Go To Project Gutenberg

poniedziałek, 18 stycznia 2010

Gdybym byl bogaty



Merrill
Lynch: za dwa lata euro poniżej 3 złotych
Za dwa, trzy lata euro może kosztować tylko 2,7 zł – stwierdził w rozmowie z TVN CNBC Biznes Benoit Anne, strateg walutowy banku Merrill Lynch. Analitycy są przekonani, że przed naszą walutą okres szybkiego umocnienia, choć większość z nich uważa jednak, że nie będzie ono aż tak szybkie.

– Całkiem niedługo, w kwietniu, maju, możemy płacić za euro około 3,7 zł – mówi główny ekonomista ING Mateusz Szczurek. – Potem jednak nastąpi powrót do obecnej sytuacji i pod koniec roku euro znów będzie kosztowało około 4 zł. Szczurek dodaje, że jeśli założymy gotowość Polski do wstąpienia do Unii Walutowej za dwa, trzy lata, to kurs wymiany może oscylować wokół 3,6 zł za euro.


Tymczasem Skrzypek na dachu NBP ostrzega spekulantów użyjemy wszelkich środków, by chronić stabilność złotego

Warszawa, 18.01.2010 (ISB) - Narodowy Bank Polski (NBP) użyje wszelkich środków, by bronić stabilności polskiej waluty, wynika z poniedziałkowej wypowiedzi prezesa Sławomira Skrzypka.
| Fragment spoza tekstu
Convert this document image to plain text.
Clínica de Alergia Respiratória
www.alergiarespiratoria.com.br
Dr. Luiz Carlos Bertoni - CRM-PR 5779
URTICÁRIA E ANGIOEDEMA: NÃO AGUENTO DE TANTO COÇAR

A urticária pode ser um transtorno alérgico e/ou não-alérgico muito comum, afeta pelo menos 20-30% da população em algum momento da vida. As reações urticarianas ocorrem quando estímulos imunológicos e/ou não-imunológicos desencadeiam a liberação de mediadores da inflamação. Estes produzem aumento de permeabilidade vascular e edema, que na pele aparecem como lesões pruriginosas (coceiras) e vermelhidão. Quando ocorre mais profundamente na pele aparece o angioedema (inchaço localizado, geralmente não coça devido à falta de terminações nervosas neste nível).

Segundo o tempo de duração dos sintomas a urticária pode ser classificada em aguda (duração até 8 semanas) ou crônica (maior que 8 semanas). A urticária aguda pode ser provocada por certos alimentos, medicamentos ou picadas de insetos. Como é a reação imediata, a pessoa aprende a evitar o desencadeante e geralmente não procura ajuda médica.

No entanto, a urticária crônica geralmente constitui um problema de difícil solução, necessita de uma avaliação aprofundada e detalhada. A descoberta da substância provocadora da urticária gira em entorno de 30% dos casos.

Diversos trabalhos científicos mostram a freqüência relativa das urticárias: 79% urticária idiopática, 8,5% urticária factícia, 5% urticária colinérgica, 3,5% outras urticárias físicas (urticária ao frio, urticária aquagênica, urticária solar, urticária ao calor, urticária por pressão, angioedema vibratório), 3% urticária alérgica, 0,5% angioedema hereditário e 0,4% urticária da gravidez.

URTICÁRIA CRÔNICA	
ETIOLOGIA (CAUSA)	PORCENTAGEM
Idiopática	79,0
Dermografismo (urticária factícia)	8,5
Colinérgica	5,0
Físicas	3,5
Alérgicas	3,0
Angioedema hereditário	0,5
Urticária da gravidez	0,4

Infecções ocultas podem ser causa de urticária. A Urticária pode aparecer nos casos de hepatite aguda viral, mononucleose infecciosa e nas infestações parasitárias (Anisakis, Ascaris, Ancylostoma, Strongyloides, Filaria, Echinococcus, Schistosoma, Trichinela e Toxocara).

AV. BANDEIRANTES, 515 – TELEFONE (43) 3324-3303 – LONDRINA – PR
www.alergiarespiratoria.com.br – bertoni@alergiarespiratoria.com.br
W ten sposób szef NBP ostrzegł banki inwestycyjne przed spekulacjami na naszym rynku walutowym, których bardzo kontrowersyjne nieraz prognozy nazwał "interwencjami werbalnymi".

"Złoty jest walutą, która ma pełen podstawy być walutą stabilną, zwłaszcza ze względu na bardzo mocne fundamenty gospodarki. Pokazaliśmy to choćby wynikiem PKB za 2009 r., a rok 2010 także będzie optymistyczny" - powiedział Skrzypek w wywiadzie dla Programu Pierwszego Polskiego Radia.

Szef banku centralnego dodał, że dla waluty zawsze najważniejsza jest stabilność, więc gdy słyszy prognozy różnych banków komercyjnych, to najpierw stara się analizować je w kontekście wcześniejszych szacunków tej samej instytucji.

"Często projekcje które różnią się tygodniami czy miesiącami między sobą są tak skrajnie różne, że można odnieść wrażenie, że nie służą one przedstawieniu rzetelnego obrazu przyszłości, ale stanowią jakąś formę werbalnej interwencji" - powiedział prezes NBP.

Skrzypek jeszcze raz mocno zaznaczył, że "złoty ma mocne fundamenty i wszelkie podstawy do tego, aby być stabilny". Zapewnił też, że będzie dbał o jego siłę. "NBP użyje wszelkich środków, by bronić stabilności naszego złotego" - podkreślił. (ISB)




Skrzypek jak zawsze twierdzi, że będzie bronił, tylko nie bardzo wiadomo, czego i dlaczego. Jest parcie na umocnienie złotego, to widać, słychać i czuć. Minister Vincent sprzedaje obligacje w usd i euro, co w oczywisty sposób na krótko wzmacnia złotego - przecież te waluty natychmiast są wymieniane na złote. Czego Skrzypek nie mówi, to fakt, że rząd teraz się w galopującym tempie zadłuża w walutach, co ma podwójne konsekwencje - wzrost długu oraz wzrost ryzyka kursowego, bowiem te długi trzeba oddawać z procentem. Gdyby obligacje były w złotym, byłby tylko problem zadłużenia. Najlepiej oddaje zatem nastrój jak zwykle rzeczowy Szczurek, który potwierdza, że rząd w pierwszym półroczu będzie sprzedawał waluty pożyczone w Londynie (umacnianie złotówki), aby przestać to robić latem (koniec umacniania).

Długoteminowe oczekiwanie umocnienia złotówki w związku z wejściem do euro jest tak odległe, że można go dziś pominąć. Co się liczy, to średnioterminowy wzrost obciążeń odsetkowych w walutach, osłabiający naszą walutę. Jeśli zajdzie do tego jakieś niepokojące wydarzenie na peryferiach euro, to rejon CEE gwałtownie opadnie. Stąd prognoza Szczurka jest najbardziej wyważona.